Fascinated by the ocean, Chicago gal Alex Rose has always seen the beauty of marine life and the ecosystems. She studied Aquatic Biology and became a certified scuba diver. She took up underwater photography and landed a job working for Ocean Geographic as their senior editor. Through this position, she has helped educate and inspire people, but she wanted to do more.
And that is where Blue Ring comes in.
Alex, tell me why you have launched Blue Ring?
I founded Blue Ring to create a new method of ocean conservation accessible to and inclusive of everyone who wants to better understand and protect our seas. So a bit about Blue Ring first. It is a Benefit Corporation that will allow people to “marry” the ocean.

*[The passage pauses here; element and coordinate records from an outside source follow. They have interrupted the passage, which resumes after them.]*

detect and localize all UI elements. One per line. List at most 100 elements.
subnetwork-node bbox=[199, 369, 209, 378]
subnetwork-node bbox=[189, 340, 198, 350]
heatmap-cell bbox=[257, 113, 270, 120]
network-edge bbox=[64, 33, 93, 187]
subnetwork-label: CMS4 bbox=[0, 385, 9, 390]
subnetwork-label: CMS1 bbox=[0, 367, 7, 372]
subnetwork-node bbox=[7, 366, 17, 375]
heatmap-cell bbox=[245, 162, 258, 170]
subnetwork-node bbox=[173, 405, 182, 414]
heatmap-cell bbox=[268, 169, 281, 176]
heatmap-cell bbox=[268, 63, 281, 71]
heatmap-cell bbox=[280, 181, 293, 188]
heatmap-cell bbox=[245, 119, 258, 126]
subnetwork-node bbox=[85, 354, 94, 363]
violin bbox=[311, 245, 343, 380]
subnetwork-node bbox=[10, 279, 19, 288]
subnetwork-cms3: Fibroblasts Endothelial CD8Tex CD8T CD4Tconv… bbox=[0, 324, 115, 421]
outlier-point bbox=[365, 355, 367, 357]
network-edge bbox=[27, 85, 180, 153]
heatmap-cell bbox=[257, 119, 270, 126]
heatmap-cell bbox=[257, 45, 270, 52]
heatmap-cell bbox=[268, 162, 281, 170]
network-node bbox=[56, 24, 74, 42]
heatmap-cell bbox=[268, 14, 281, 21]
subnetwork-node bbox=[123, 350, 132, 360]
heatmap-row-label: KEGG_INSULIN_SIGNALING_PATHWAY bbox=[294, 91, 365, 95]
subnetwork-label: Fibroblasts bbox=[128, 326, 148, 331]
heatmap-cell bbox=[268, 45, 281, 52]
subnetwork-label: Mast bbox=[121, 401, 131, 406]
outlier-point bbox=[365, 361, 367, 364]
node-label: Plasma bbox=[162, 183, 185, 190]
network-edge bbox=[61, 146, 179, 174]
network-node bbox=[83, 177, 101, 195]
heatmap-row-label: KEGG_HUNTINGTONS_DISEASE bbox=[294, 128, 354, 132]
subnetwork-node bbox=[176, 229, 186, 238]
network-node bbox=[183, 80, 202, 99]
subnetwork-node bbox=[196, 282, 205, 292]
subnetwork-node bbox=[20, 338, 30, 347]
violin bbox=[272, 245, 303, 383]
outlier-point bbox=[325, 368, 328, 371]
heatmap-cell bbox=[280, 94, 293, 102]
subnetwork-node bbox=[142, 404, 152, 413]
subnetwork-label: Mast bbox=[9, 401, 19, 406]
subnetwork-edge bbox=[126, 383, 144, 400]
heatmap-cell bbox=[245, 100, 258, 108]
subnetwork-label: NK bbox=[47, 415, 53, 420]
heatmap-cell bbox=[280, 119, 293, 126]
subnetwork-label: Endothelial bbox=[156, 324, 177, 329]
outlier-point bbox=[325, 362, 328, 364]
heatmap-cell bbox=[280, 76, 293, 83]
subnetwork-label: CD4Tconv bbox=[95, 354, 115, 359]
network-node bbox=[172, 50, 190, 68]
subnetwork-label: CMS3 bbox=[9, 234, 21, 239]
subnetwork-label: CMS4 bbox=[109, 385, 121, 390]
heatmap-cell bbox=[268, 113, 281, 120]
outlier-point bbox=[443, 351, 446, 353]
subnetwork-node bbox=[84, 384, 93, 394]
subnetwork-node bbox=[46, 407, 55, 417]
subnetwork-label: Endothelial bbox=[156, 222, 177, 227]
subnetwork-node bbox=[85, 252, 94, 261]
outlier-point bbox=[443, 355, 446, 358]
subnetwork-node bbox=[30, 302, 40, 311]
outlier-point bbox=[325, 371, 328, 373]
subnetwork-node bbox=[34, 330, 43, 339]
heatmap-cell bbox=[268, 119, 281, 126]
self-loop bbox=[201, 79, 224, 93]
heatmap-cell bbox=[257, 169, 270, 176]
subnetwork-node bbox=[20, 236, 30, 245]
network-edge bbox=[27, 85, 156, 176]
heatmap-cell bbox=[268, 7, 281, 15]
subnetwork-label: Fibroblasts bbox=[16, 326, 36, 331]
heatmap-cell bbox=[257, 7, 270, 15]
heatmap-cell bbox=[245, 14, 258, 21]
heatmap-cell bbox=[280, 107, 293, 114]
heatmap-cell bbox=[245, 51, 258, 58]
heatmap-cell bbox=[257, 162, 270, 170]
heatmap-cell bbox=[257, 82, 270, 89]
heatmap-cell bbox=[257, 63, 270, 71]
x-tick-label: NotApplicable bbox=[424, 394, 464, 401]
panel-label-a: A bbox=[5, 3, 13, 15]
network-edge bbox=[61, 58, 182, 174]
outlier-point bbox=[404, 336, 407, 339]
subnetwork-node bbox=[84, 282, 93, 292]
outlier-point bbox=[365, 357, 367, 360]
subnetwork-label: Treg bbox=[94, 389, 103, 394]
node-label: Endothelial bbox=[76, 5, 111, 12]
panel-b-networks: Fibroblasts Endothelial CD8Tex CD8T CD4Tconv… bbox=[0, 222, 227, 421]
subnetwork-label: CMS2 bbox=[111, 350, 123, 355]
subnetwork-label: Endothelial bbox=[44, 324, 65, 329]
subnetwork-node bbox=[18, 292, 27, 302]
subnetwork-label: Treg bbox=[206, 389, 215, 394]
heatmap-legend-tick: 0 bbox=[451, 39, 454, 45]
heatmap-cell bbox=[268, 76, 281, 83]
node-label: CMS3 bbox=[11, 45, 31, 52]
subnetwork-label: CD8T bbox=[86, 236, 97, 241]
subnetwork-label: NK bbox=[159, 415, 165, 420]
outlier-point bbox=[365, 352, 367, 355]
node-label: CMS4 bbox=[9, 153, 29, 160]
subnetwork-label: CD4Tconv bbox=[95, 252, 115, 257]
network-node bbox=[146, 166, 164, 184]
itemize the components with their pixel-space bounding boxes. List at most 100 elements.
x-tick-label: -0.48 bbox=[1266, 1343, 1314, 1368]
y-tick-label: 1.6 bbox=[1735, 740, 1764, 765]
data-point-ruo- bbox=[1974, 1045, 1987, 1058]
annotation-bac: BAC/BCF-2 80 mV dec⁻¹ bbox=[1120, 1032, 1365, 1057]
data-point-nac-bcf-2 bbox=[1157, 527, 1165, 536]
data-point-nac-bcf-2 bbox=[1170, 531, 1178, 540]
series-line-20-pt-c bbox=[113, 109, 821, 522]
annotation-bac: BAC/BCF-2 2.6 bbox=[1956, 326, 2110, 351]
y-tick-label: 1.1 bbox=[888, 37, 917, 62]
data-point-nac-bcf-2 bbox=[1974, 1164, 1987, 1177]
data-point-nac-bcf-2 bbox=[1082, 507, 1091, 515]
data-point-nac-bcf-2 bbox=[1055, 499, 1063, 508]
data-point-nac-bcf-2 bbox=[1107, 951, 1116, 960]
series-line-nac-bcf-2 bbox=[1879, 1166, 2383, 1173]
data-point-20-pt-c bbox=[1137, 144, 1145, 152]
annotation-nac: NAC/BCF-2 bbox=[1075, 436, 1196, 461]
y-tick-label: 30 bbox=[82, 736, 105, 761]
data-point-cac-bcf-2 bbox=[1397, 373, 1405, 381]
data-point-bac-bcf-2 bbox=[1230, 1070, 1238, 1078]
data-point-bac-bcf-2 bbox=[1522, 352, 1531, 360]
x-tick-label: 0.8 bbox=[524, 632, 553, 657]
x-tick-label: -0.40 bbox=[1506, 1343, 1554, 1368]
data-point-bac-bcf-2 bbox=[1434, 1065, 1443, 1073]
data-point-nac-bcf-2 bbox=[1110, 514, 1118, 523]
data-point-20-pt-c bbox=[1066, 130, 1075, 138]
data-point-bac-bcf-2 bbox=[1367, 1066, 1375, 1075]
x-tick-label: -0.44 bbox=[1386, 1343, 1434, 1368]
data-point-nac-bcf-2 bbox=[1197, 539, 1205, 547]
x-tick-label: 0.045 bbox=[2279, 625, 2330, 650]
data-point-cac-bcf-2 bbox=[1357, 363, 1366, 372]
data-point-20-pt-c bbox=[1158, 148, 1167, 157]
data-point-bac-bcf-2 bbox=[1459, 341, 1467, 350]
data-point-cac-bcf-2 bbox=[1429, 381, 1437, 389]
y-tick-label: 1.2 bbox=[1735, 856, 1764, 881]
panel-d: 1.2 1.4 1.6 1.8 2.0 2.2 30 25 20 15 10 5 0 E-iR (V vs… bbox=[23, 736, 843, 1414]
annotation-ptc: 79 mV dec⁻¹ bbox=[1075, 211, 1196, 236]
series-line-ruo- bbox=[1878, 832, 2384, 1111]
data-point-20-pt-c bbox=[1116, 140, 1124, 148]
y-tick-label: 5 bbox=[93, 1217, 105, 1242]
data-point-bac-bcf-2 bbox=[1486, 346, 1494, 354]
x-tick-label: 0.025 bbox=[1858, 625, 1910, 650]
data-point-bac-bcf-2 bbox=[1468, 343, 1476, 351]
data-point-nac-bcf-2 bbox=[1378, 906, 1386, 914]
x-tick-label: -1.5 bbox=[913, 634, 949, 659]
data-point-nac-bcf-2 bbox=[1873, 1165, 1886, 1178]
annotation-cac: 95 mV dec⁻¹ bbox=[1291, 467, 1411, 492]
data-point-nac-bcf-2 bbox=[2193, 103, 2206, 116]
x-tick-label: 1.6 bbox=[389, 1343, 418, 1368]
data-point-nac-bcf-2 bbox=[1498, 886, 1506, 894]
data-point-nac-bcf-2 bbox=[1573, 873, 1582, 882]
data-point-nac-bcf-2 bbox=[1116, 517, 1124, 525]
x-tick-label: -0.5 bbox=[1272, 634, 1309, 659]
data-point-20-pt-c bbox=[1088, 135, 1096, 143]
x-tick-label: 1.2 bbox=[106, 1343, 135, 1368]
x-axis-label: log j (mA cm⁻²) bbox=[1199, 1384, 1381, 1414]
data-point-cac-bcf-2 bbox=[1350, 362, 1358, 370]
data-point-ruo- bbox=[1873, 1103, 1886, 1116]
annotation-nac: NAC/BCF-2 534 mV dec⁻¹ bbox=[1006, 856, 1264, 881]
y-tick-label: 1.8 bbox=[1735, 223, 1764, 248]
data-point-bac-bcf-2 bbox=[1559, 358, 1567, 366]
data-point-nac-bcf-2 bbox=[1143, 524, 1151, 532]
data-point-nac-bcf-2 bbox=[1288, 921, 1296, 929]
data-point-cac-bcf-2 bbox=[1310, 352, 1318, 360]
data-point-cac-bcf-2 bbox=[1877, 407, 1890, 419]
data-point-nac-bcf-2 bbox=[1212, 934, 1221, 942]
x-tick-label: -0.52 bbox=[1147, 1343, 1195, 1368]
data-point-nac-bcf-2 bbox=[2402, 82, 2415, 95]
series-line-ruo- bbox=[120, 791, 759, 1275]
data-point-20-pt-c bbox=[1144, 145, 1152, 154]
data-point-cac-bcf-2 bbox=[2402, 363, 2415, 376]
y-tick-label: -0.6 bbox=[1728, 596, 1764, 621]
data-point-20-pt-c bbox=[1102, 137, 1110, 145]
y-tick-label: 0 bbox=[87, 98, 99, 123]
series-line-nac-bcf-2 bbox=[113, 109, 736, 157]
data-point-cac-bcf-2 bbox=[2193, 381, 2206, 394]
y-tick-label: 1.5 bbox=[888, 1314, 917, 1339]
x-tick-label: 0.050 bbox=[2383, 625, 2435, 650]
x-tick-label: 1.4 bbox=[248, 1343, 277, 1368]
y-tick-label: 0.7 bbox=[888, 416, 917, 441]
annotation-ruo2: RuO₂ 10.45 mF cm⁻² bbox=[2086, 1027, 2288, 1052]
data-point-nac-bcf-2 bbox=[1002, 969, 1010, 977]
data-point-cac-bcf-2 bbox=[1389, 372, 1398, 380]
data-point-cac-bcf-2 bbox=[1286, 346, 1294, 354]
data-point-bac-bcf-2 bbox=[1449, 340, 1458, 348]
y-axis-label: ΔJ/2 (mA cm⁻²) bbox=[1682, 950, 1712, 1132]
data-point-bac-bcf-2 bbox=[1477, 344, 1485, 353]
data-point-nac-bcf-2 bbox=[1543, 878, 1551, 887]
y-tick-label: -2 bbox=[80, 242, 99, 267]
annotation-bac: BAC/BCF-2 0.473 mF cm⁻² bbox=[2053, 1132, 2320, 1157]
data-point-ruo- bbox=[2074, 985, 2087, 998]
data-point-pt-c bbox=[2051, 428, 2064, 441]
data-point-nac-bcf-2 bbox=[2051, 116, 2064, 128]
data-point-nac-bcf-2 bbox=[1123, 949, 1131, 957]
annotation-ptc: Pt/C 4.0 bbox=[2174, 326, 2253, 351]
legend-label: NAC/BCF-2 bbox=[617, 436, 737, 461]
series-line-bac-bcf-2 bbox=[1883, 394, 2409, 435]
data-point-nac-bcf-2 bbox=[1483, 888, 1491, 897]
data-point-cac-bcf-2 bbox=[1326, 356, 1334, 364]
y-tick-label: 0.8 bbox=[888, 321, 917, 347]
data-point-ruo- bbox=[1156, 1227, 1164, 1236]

Instead of using “marry” with the conventional spelling, it will instead be spelled “mery” because of its correlation with the root word “mer” meaning “sea.” Mery™ is a trademarked word that will be closely used and associated with the Blue Ring brand to denote one’s ongoing and committed relationship with the ocean.
Participation will cost $25 for a 1-year membership, and this will get you a digital “Meriage Certificate” along with a blue silicone ring to show off your commitment. People under the age of 18 can also be “adopted” by the ocean and become “children of the sea.” They will receive a pendant instead of a ring. Each year, the money raised will go towards funding a different ocean initiative in its entirety. The first goal is to raise $5 million for two 1,000-meter, dual-classed submersibles built by Deep Ocean Exploration and Research (DOER). This will require 200,000 people to mery™ the ocean.

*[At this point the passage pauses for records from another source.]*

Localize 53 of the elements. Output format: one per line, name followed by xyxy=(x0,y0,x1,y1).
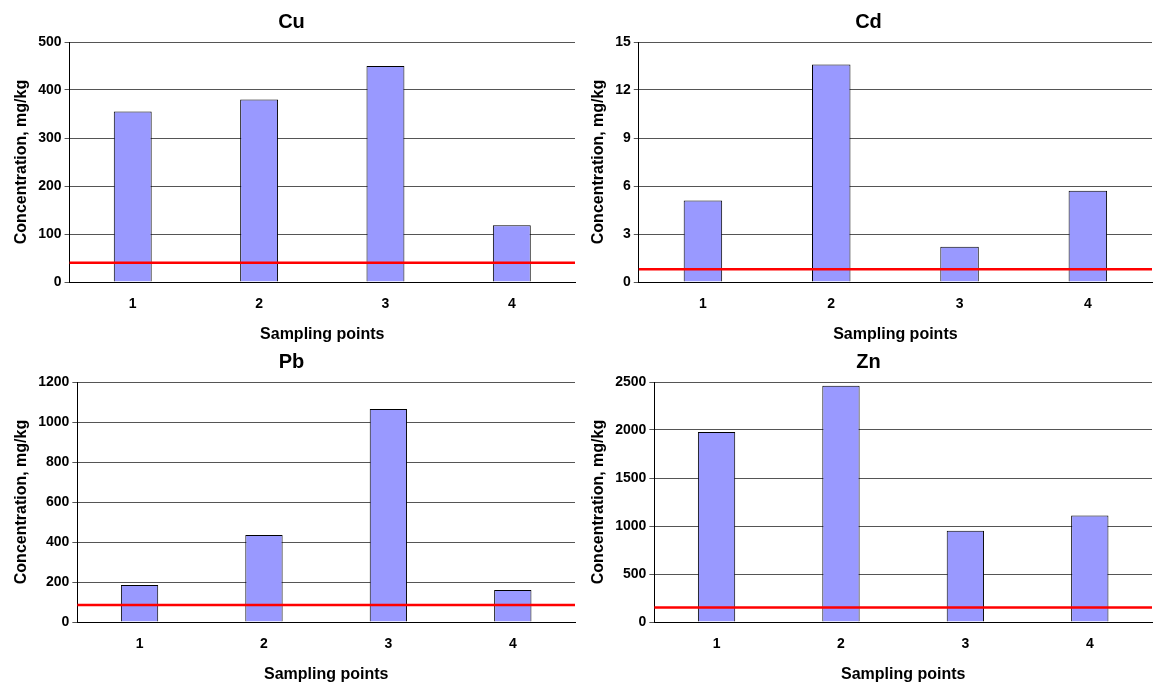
x-tick-label: 1 xyxy=(699,295,708,312)
x-tick-label: 2 xyxy=(255,295,264,312)
y-tick-label: 12 xyxy=(615,80,631,97)
x-axis-title: Sampling points xyxy=(260,324,385,342)
chart-title: Cd xyxy=(855,9,882,32)
y-tick-label: 0 xyxy=(622,272,631,289)
x-tick-label: 1 xyxy=(712,635,721,652)
y-tick-label: 3 xyxy=(622,224,631,241)
y-tick-label: 0 xyxy=(638,612,647,629)
x-tick-label: 2 xyxy=(827,295,836,312)
y-tick-label: 800 xyxy=(45,452,70,469)
x-tick-label: 4 xyxy=(508,635,517,652)
y-tick-label: 0 xyxy=(53,272,62,289)
x-tick-label: 3 xyxy=(384,635,393,652)
chart-title: Zn xyxy=(856,349,881,372)
y-tick-label: 600 xyxy=(45,492,70,509)
y-axis-title: Concentration, mg/kg xyxy=(589,419,607,585)
y-tick-label: 400 xyxy=(38,80,62,97)
x-tick-label: 4 xyxy=(507,295,516,312)
y-tick-label: 500 xyxy=(622,564,647,581)
x-tick-label: 3 xyxy=(961,635,970,652)
x-axis-title: Sampling points xyxy=(263,664,389,682)
x-axis-title: Sampling points xyxy=(840,664,966,682)
y-tick-label: 6 xyxy=(622,176,631,193)
y-tick-label: 300 xyxy=(38,128,62,145)
y-tick-label: 9 xyxy=(622,128,631,145)
y-tick-label: 1200 xyxy=(38,372,70,389)
x-tick-label: 2 xyxy=(260,635,269,652)
y-tick-label: 100 xyxy=(38,224,62,241)
x-tick-label: 3 xyxy=(381,295,390,312)
x-tick-label: 2 xyxy=(837,635,846,652)
x-tick-label: 1 xyxy=(128,295,137,312)
y-axis-title: Concentration, mg/kg xyxy=(12,79,30,245)
x-tick-label: 4 xyxy=(1083,295,1092,312)
y-tick-label: 1000 xyxy=(615,516,647,533)
y-tick-label: 0 xyxy=(61,612,70,629)
y-tick-label: 1000 xyxy=(38,412,70,429)
chart-title: Pb xyxy=(278,349,305,372)
y-tick-label: 400 xyxy=(45,532,70,549)
y-tick-label: 2500 xyxy=(615,372,647,389)
x-axis-title: Sampling points xyxy=(833,324,958,342)
y-tick-label: 1500 xyxy=(615,468,647,485)
y-axis-title: Concentration, mg/kg xyxy=(589,79,607,245)
x-tick-label: 3 xyxy=(955,295,964,312)
y-axis-title: Concentration, mg/kg xyxy=(12,419,30,585)
y-tick-label: 2000 xyxy=(615,420,647,437)
x-tick-label: 1 xyxy=(135,635,144,652)
y-tick-label: 200 xyxy=(45,572,70,589)
y-tick-label: 200 xyxy=(38,176,62,193)
chart-title: Cu xyxy=(278,9,305,32)
x-tick-label: 4 xyxy=(1085,635,1094,652)
y-tick-label: 15 xyxy=(615,32,631,49)
y-tick-label: 500 xyxy=(38,32,62,49)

What can people do to help conserve the ocean?
There are loads of actions we can all take on a daily basis to help protect our seas. One of the biggest things for us to be conscious of is our use of plastic, especially of the single-use variety. Eight million tons of plastic are dumped into our world oceans annually, and if we continue with business as usual, there will be more plastic than fish in the ocean by 2050. Plastic is made to last forever, but 33 percent of it is used once and then discarded. Eighty-five percent of the world’s plastic is not even recycled. It is critical that we start paying attention to what we consume and how we dispose of it.
Reject single-use plastics whenever possible, avoid plastic bags, dispose of and recycle your garbage properly, buy a reusable coffee mug, and opt for your own straw and utensils in place of the disposable ones. Also, avoid any products that contain plastic microbeads, such as face washes and toothpaste, as there is currently no way to filter them out of our waterways.
Other than using fewer plastics, consider participating in a beach clean-up, make sustainable seafood choices, don’t purchase items that exploit marine life, travel the ocean responsibly, support organizations working to protect the ocean, and make an effort to reduce your carbon footprint and energy consumption.
Blue Ring just launched on June 8th, World Ocean Day, and I have some robust goals for my first year. As I mentioned, my first mission is to raise $5 million to build two submarines, but you might be wondering why the subs are so important. Consider something. When we think of the ocean, the images that usually come to mind first are those of sunlit reefs filled with healthy corals and plentiful, vibrant fishes swimming in brilliantly blue, tropical waters. Ecosystems like this actually make up less than 1 percent of the Earth’s surface and under 2 percent of the ocean floor.
The vast majority of the ocean exists beneath the depths where sunlight penetrates. It is unknown to us, and what we do not know we cannot understand, and are even less likely to protect. The creation and operation of two submarines capable of descending to 1,000 meters will shed light on the endless mysteries and discoveries hidden in the darkest recesses of our alien deep sea. The sustained health of our world and waters and the future of every living being on planet Ocean depends on our ability to understand the processes occurring in and creatures inhabiting the deep sea.
These submersibles will exist for the sole purpose of ocean exploration and care with no ulterior motives or financial incentives driving their use. They will be symbols of hope, dedicated to exploring and documenting places never before witnessed, as well as bringing to the public’s attention news and evidence of human impacts. Every year, Blue Ring will fund a different ocean conservation initiative. There are so many innovative and inspirational projects out there, but many of them are in serious need of funding, and I aim to change that.